Exactly. In addition, the vaccine is vastly less life-threatening than acquiring natural immunity. In addition, the vaccine is more effective against the original variant and is very successful in that regard. The same will hold true when Pfizer/Moderna "print" updated vaccines.
Nobody reasonable is disputing this, but I find it interesting that this seems to be such a common response to the findings that natural immunity is strong and durable. It's as if some people are threatened by the fact that natural immunity is so good.
I don't think any of the researchers looking into natural immunity are doing so to create a narrative that people should prefer to be infected than get vaccinated. Obviously, that would be dumb. They're doing so because substantial numbers of people have already been infected and for a variety of health and policy reasons, we need to know what that means.
One of the good implications about the strength and durability of natural immunity is that in parts of the world where vaccines continue to be in short supply but significant percentages of people have already been infected the situation might be less dire than feared.
> In addition, the vaccine is more effective against the original variant...
More effective than what?
Given that Delta is the variant responsible for over 90% of cases in the US (and likely a similar percentage in other parts of the world that continue to have high rates of infection), efficacy against the original strain of the virus is a less and less meaningful metric.
To this point - why haven't they?

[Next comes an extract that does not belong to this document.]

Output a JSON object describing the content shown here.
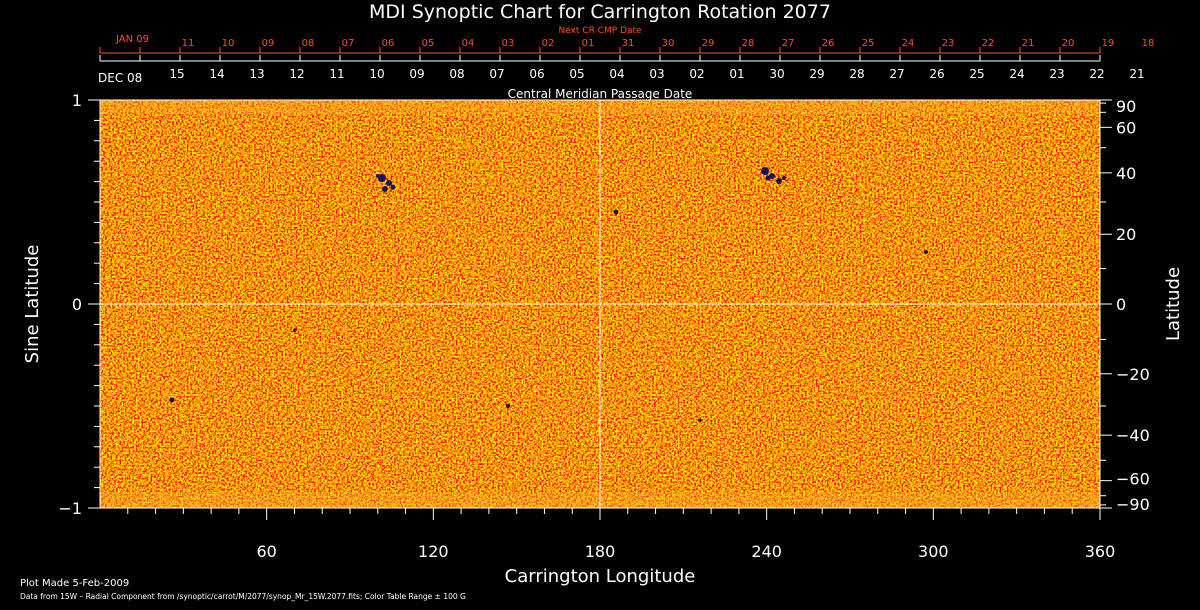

In the spring/summer there was a lot of talk regarding the ability to quickly switch to a new variant recipe, yet that doesn't seem to have happened. The plan for the boosters still uses the original Wuhan strain.
Having weaker but more general immunity would potentially explain why natural immunity was better able to handle a new variant. This does not eliminate the possibility that a new booster deliberately designed to counter all current variants may be even more effective.
In particular that is true for the Delta. The Delta variant is so virulent that it currently dominates by a wide margin over all other variants and there is not necessarily going to be a more virulent variant. This means that the current problem is quite likely not to be ready for more variants, but to focus on handling the Delta variant. That in turns means that vaccines and vaccine boosters may be called for as the best possible option even though natural immunity may be helpful. Natural immunity also comes with far greater risks which is another reason to focus on vaccines and boosters.